Desde luego, todas estas medidas han de verse en su contexto. Es más, probablemente la mayoría de ellas fueran decisiones acertadas y, por desgracia, necesarias. Pero una cosa es decir que quizá fueran necesarias, y otra muy distinta decir que eran buenas en sí mismas. Lo que no se puede hacer es manipular la historia, como si antes de 1924 (fecha de la muerte de Lenin) la Unión Soviética fuera un paraíso y desde entonces un infierno. De hecho, en todas las líneas de fuerza lo que existe es continuidad, tanto en las luces como en las sombras, y el mito del «corte de 1924» es una completa arbitrariedad carente de rigor. Es probable que mis palabras dejen estupefactos a aquellos que se han acostumbrado a cierta manera de razonar (de no razonar, quiero decir), según la cual si eres partidario de un régimen, debes justificar todas y cada una de sus acciones, negando todos aquellos aspectos que sean negativos o incluso cuestionables. También puede ser que otros se estén dando cuenta de cosas que jamás se habían planteado. No es una cuestión de inteligencia; ni siquiera de erudición. Sencillamente se trata de promover que, en nuestras organizaciones, los militantes piensen por sí mismos, en lugar de enseñarles una retahíla que han de repetir como borregos. Por lo demás, admito estar haciéndole el debate a los sectores atrasados de estos movimientos, que (nadie lo niega) cuentan con teóricos de altura, pero ¿para qué debatir en las alturas, mientras la formación media de los militantes perpetúa el estilo de cliché, el divisionismo y los falsos debates, imposibilitando, como decimos, la generación de una alternativa que a la gente de la calle le suene creíble?
Otros mitos sorprendentes
Hay más mitos: por ejemplo, el mito de la identidad entre Lenin y Trotsky. La realidad, avalada por toda la historiografía solvente sobre el periodo, es que Lenin y Trotsky mantuvieron un fortísimo antagonismo político durante años. En Nuestras tareas políticas (1904) Trotsky rechazó la concepción del partido que propugnara por Lenin en su obra de 1902 Qué hacer. Para Trotsky, Lenin era«el dirigente del ala reaccionaria de nuestro partido» y su concepción del partido suponía un «sistema de sustitución política» de la clase obrera. No en vano Trotsky era en aquella época un dirigente de los mencheviques. No estoy, además, descontextualizando ninguna frase, porque esa obra entera, al igual que el Informe de la delegación siberiana (también de 1904), son furibundos ataques contra la política de Lenin. Pero todavía en febrero de 1917, Lenin afirmaba, en carta a Inés Armand, lo siguiente: «¡Así es Trotsky! Siempre fiel a si mismo, se revuelve, hace trampas, finge ser izquierdista y ayuda a la derecha cuando puede». Y en la última carta al congreso de Lenin, que se ha venido considerando su «testamento político» (a pesar de que Trotsky estuvo tan interesado como Stalin en que no saliera a la luz), Lenin (que ante todo -y deberían tomar nota nuestros particulares «chiitas y sunnitas»- trataba de evitar una escisión en el partido) afirmaba que Trotsky estaba «demasiado ensoberbecido y demasiado atraído por el aspecto puramente administrativo de los asuntos». Paradójico en quien se ha considerado a sí mismo el paladín de la lucha antiburocrática; aunque no tanto si consideramos, como Otto Rühle, que «Trotsky no quiere reconocer que él fue uno de los fundadores de la burocracia rusa». Lo que queda claro en ese «testamento» es que, para Lenin, ninguno de sus sucesores está a la altura de las circunstancias. Eso por no hablar de las agrias diferencias entre Lenin y Trotsky acerca de la Paz de Brest-Litovsk, que Trotsky se negaba a firmar (a pesar de la promesa de los bolcheviques a las masas: darles «paz y pan»).

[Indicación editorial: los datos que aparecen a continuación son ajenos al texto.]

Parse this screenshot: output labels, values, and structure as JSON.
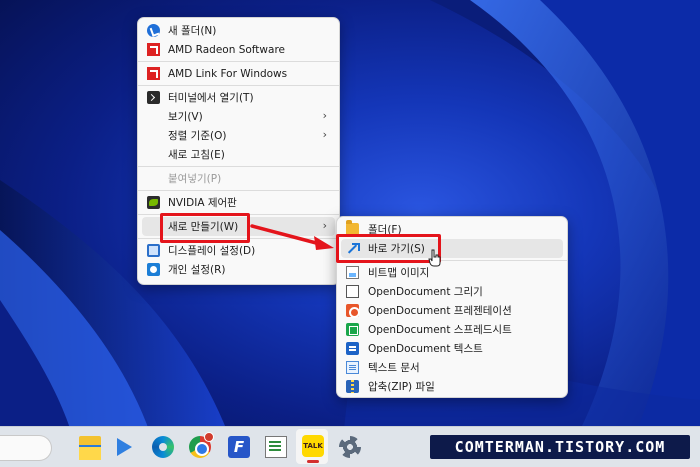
{
  "context_menu": {
    "items": [
      {
        "label": "새 폴더(N)",
        "icon": "new-folder-icon"
      },
      {
        "label": "AMD Radeon Software",
        "icon": "amd-icon"
      },
      {
        "label": "AMD Link For Windows",
        "icon": "amd-icon"
      },
      {
        "label": "터미널에서 열기(T)",
        "icon": "terminal-icon"
      },
      {
        "label": "보기(V)",
        "has_submenu": true
      },
      {
        "label": "정렬 기준(O)",
        "has_submenu": true
      },
      {
        "label": "새로 고침(E)"
      },
      {
        "label": "붙여넣기(P)",
        "disabled": true
      },
      {
        "label": "NVIDIA 제어판",
        "icon": "nvidia-icon"
      },
      {
        "label": "새로 만들기(W)",
        "has_submenu": true,
        "highlighted": true
      },
      {
        "label": "디스플레이 설정(D)",
        "icon": "display-icon"
      },
      {
        "label": "개인 설정(R)",
        "icon": "personalize-icon"
      }
    ],
    "submenu_arrow": "›"
  },
  "new_submenu": {
    "items": [
      {
        "label": "폴더(F)",
        "icon": "folder-icon"
      },
      {
        "label": "바로 가기(S)",
        "icon": "shortcut-icon",
        "highlighted": true
      },
      {
        "label": "비트맵 이미지",
        "icon": "bitmap-icon"
      },
      {
        "label": "OpenDocument 그리기",
        "icon": "document-icon"
      },
      {
        "label": "OpenDocument 프레젠테이션",
        "icon": "presentation-icon"
      },
      {
        "label": "OpenDocument 스프레드시트",
        "icon": "spreadsheet-icon"
      },
      {
        "label": "OpenDocument 텍스트",
        "icon": "text-document-icon"
      },
      {
        "label": "텍스트 문서",
        "icon": "text-file-icon"
      },
      {
        "label": "압축(ZIP) 파일",
        "icon": "zip-icon"
      }
    ]
  },
  "taskbar": {
    "apps": [
      "search-box",
      "file-explorer-icon",
      "media-player-icon",
      "edge-icon",
      "chrome-icon",
      "f-app-icon",
      "notepad-icon",
      "kakaotalk-icon",
      "settings-icon"
    ],
    "kakaotalk_label": "TALK",
    "f_app_label": "F"
  },
  "watermark": "COMTERMAN.TISTORY.COM",
  "colors": {
    "annotation_red": "#e4141b",
    "menu_bg": "#f9f9f9",
    "taskbar_bg": "#dfe4ea"
  }
}
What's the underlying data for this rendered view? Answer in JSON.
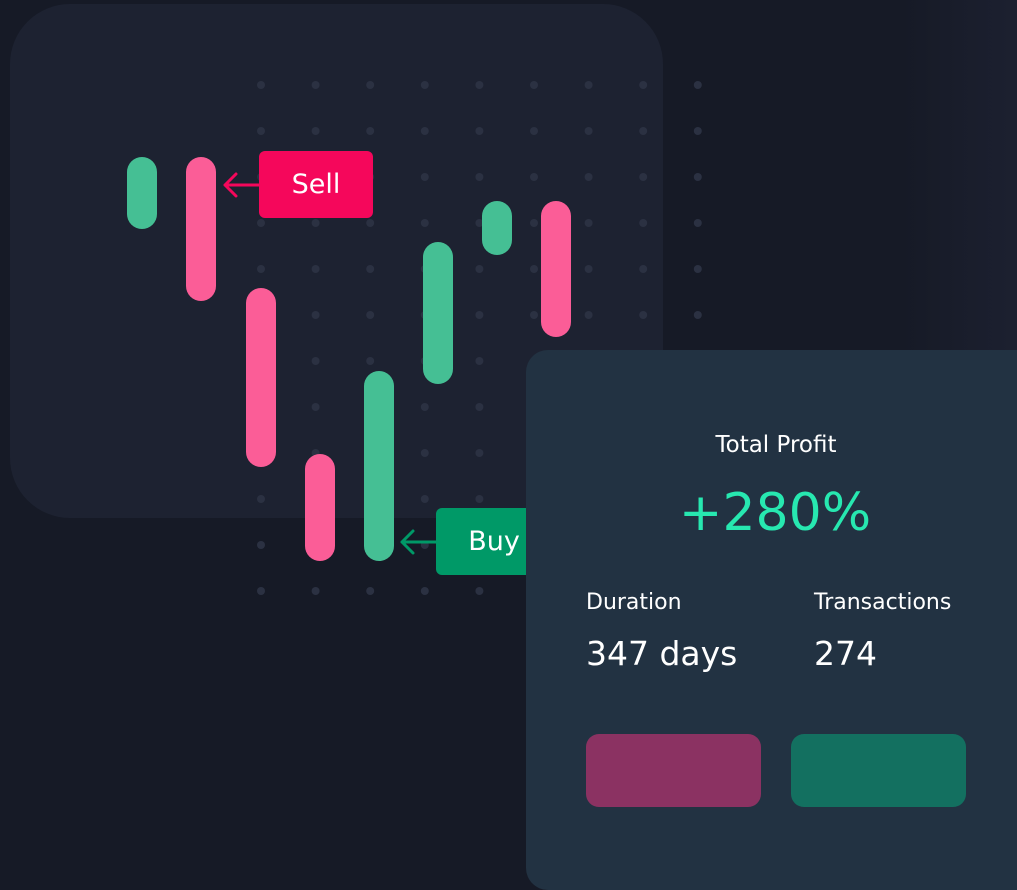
{
  "tags": {
    "sell": "Sell",
    "buy": "Buy"
  },
  "stats": {
    "title": "Total Profit",
    "profit": "+280%",
    "duration_label": "Duration",
    "duration_value": "347 days",
    "transactions_label": "Transactions",
    "transactions_value": "274"
  },
  "colors": {
    "up": "#45bf94",
    "down": "#fb5d97",
    "sell": "#f5075b",
    "buy": "#009967",
    "profit": "#27e8b0",
    "sell_button": "#8b3262",
    "buy_button": "#137060"
  },
  "candles": [
    {
      "direction": "up"
    },
    {
      "direction": "down"
    },
    {
      "direction": "down"
    },
    {
      "direction": "down"
    },
    {
      "direction": "up"
    },
    {
      "direction": "up"
    },
    {
      "direction": "up"
    },
    {
      "direction": "down"
    }
  ]
}
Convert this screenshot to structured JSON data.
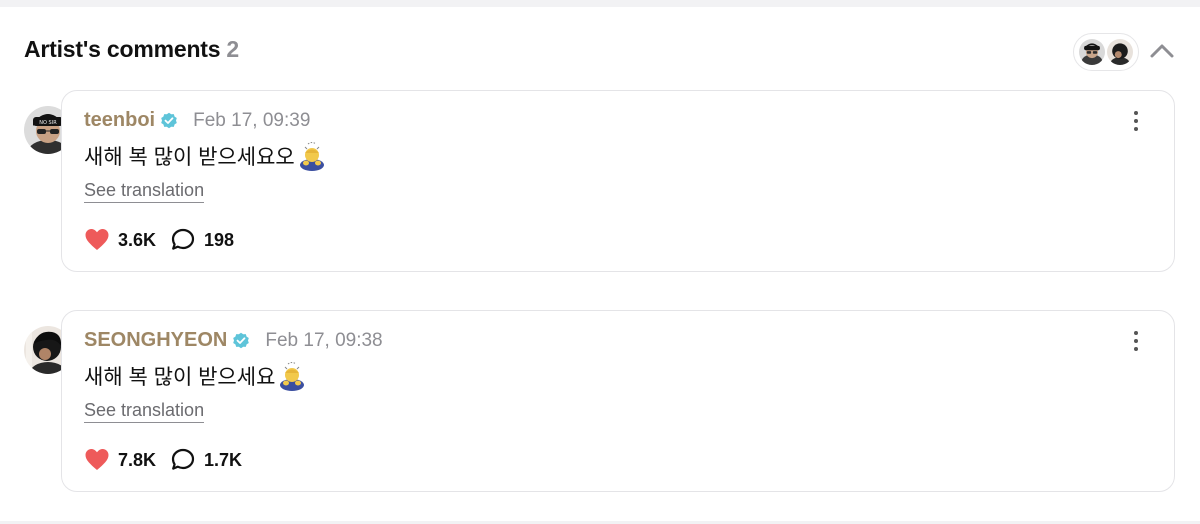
{
  "section": {
    "title": "Artist's comments",
    "count": "2"
  },
  "icons": {
    "collapse": "chevron-up-icon",
    "verified": "verified-badge-icon",
    "more": "more-vertical-icon",
    "like": "heart-icon",
    "reply": "speech-bubble-icon"
  },
  "colors": {
    "username": "#9e8765",
    "verified": "#5ec4d9",
    "heart": "#ee5a5a",
    "muted": "#8e8e93"
  },
  "comments": [
    {
      "username": "teenboi",
      "date": "Feb 17, 09:39",
      "text": "새해 복 많이 받으세요오",
      "emoji": "bowing-person-emoji",
      "see_translation": "See translation",
      "likes": "3.6K",
      "replies": "198"
    },
    {
      "username": "SEONGHYEON",
      "date": "Feb 17, 09:38",
      "text": "새해 복 많이 받으세요",
      "emoji": "bowing-person-emoji",
      "see_translation": "See translation",
      "likes": "7.8K",
      "replies": "1.7K"
    }
  ]
}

También es un mito que realmente existieran diferencias políticas entre Trotsky y Stalin durante los años 20. La crítica literaria actual considera que la tradicional (por ejemplo Menéndez Pelayo) se equivocaba al considerar que el culteranismo de Góngora y el conceptismo de Quevedo eran dos tendencias opuestas; como aclara Blecua, en realidad estamos ante una falsa dicotomía, porque, aunque sus cabecillas se odiaran mutuamente, son movimientos afines y con raíces compartidas. Algo similar ocurre con el trotskismo y el estalinismo. La escenificación de una supuesta polémica entre «socialismo en un solo país» y «revolución permanente» no resiste un análisis crítico. Dada la derrota de la revolución alemana, no existían más que dos posibilidades: o acometer la construcción del socialismo en la URSS, o enviar al Ejército Rojo a imponer el socialismo pisoteando Europa. Si Trotsky no proponía esto segundo, ¿era sencillamente un derrotista? Es sorprendente que nadie conteste nunca a esta sencilla pregunta, pero obviamente se trata de una falsa dicotomía: se puede compatibilizar perfectamente la construcción del socialismo con una política internacionalista y revolucionaria.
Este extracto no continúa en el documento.